Offensichtlich geht Industriefreundlichkeit grundsätzlich vor Bürgerfreundlichkeit. Wählen gehen Bürger - nicht Industrien.
syt 19.10.2018
2. Alles schön und gut,
wer übernimmt die Garantie,das dass Fahrzeug dann ohne Reperaturen fährt ,also keine Bastelbude wird ?
murksdoc 19.10.2018
3. Echte Fachleute
1. Es geht um NOx, nicht um "Feinstaub". 2. Es gab und gibt bis heute keine gültigen "Abgasnormen für den Realbetrieb" (Es gibt nur Normen für den Testbetrieb und "Konformitätsfaktoren für den Realbetrieb". Diese sollen bis 2020 stufenweise gesenkt und valide Testverfahren für den Realbetrieb etabliert werden).

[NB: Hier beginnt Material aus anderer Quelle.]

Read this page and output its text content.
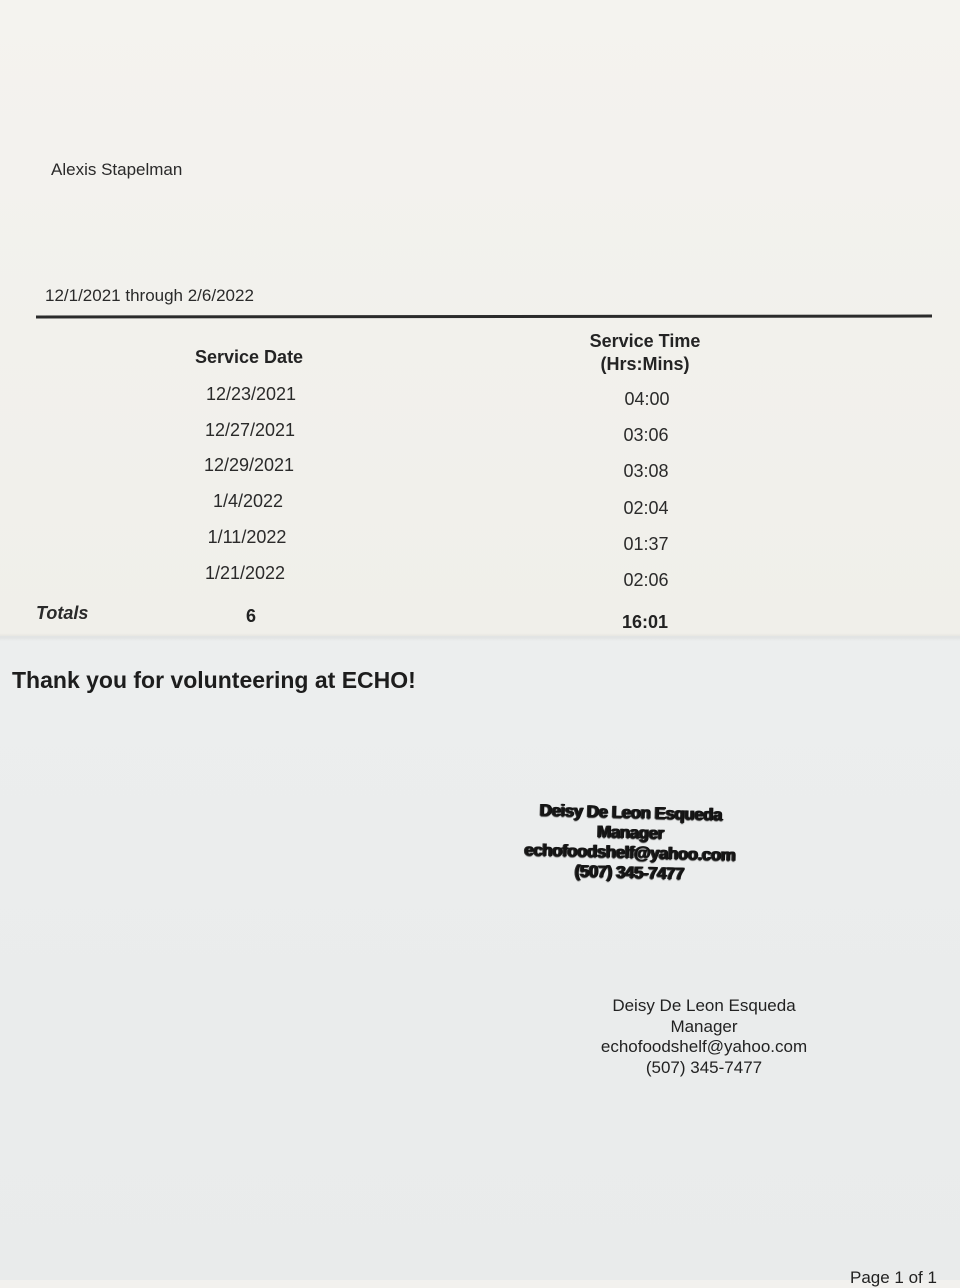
Alexis Stapelman
12/1/2021 through 2/6/2022
Service Date
Service Time
(Hrs:Mins)
12/23/2021	04:00
12/27/2021	03:06
12/29/2021	03:08
1/4/2022	02:04
1/11/2022	01:37
1/21/2022	02:06
Totals	6	16:01
Thank you for volunteering at ECHO!
Deisy De Leon Esqueda
Manager
echofoodshelf@yahoo.com
(507) 345-7477
Deisy De Leon Esqueda
Manager
echofoodshelf@yahoo.com
(507) 345-7477
Page 1 of 1
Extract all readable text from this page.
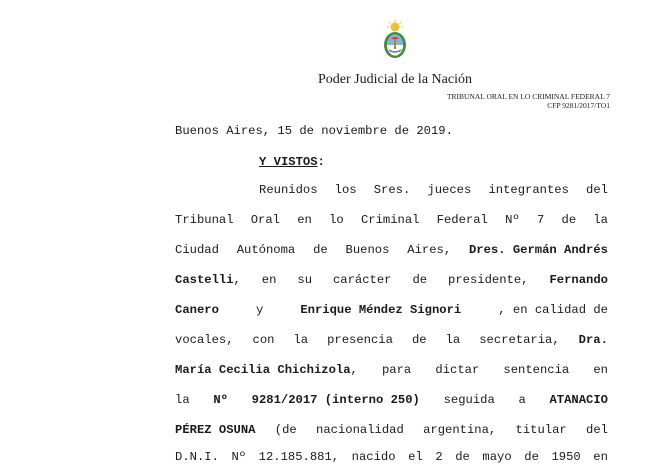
Poder Judicial de la Nación
TRIBUNAL ORAL EN LO CRIMINAL FEDERAL 7
CFP 9281/2017/TO1
Buenos Aires, 15 de noviembre de 2019.
Y VISTOS:
Reunidos los Sres. jueces integrantes del
Tribunal Oral en lo Criminal Federal Nº 7 de la
Ciudad Autónoma de Buenos Aires, Dres. Germán Andrés
Castelli, en su carácter de presidente, Fernando
Canero	y	Enrique Méndez Signori	, en calidad de
vocales, con la presencia de la secretaria, Dra.
María Cecilia Chichizola, para dictar sentencia en
la Nº 9281/2017 (interno 250) seguida a ATANACIO
PÉREZ OSUNA (de nacionalidad argentina, titular del
D.N.I. Nº 12.185.881, nacido el 2 de mayo de 1950 en
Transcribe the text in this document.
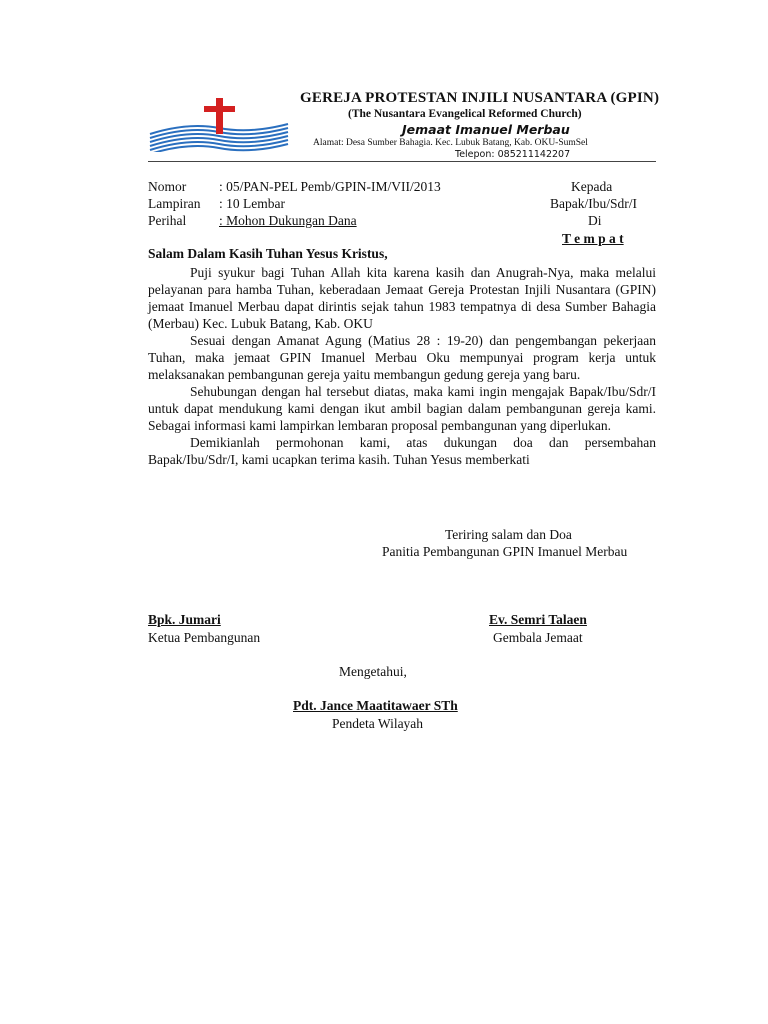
GEREJA PROTESTAN INJILI NUSANTARA (GPIN)
(The Nusantara Evangelical Reformed Church)
Jemaat Imanuel Merbau
Alamat: Desa Sumber Bahagia. Kec. Lubuk Batang, Kab. OKU-SumSel
Telepon: 085211142207
Nomor : 05/PAN-PEL Pemb/GPIN-IM/VII/2013
Lampiran : 10 Lembar
Perihal : Mohon Dukungan Dana
Kepada
Bapak/Ibu/Sdr/I
Di
T e m p a t
Salam Dalam Kasih Tuhan Yesus Kristus,

Puji syukur bagi Tuhan Allah kita karena kasih dan Anugrah-Nya, maka melalui pelayanan para hamba Tuhan, keberadaan Jemaat Gereja Protestan Injili Nusantara (GPIN) jemaat Imanuel Merbau dapat dirintis sejak tahun 1983 tempatnya di desa Sumber Bahagia (Merbau) Kec. Lubuk Batang, Kab. OKU

Sesuai dengan Amanat Agung (Matius 28 : 19-20) dan pengembangan pekerjaan Tuhan, maka jemaat GPIN Imanuel Merbau Oku mempunyai program kerja untuk melaksanakan pembangunan gereja yaitu membangun gedung gereja yang baru.

Sehubungan dengan hal tersebut diatas, maka kami ingin mengajak Bapak/Ibu/Sdr/I untuk dapat mendukung kami dengan ikut ambil bagian dalam pembangunan gereja kami. Sebagai informasi kami lampirkan lembaran proposal pembangunan yang diperlukan.

Demikianlah permohonan kami, atas dukungan doa dan persembahan Bapak/Ibu/Sdr/I, kami ucapkan terima kasih. Tuhan Yesus memberkati

Teriring salam dan Doa
Panitia Pembangunan GPIN Imanuel Merbau
Bpk. Jumari
Ketua Pembangunan
Ev. Semri Talaen
Gembala Jemaat
Mengetahui,
Pdt. Jance Maatitawaer STh
Pendeta Wilayah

Folglich kann man gegen solche nichtexistenten "Normen" auch nicht verstossen. Wer solche unprofessionellen Forderungen in die Welt setzt, macht sich öffentlich lächerlich und wird als ernstzunehmender Gegner garnicht wahrgenommen.
cindy2009 19.10.2018
4. @murcsdog
1. Auch NOx treibt die Feinstaub Belastung in die Höhe. 2. Es gibt Grenzwerte für die Luft. Wer die Luft verschmutzt und dazu keine Verminderung leistet, wird sanktioniert.
qumpf 19.10.2018
5. Unverständnis
Ich bin dafür, dass beim 100m-Lauf in Schulen künftig auch die Werte in der Realität gemessen werden und nicht 100m geradeaus, auf ebenem Untergrund, in Sportkleidung: Kinder von Landwirten in Gummistiefeln übers Feld, Kinder von Bergsteigern den Berg hinaufkletternd usw. Oder wir bleiben bei normierten Zyklen, egal wie diese (in der Vergangenheit und auch in der Zukunft) definiert und bezeichnet werden. Auch die künftigen Abgasnormen und Testzyklen, die jetzt auch für die Fahrzeuge von gestern gelten sollen, bilden nicht mehr als einen "normierten Wert" in genau diesem Zyklus ab. Der Gasfuß entscheidet letztlich über die Realität.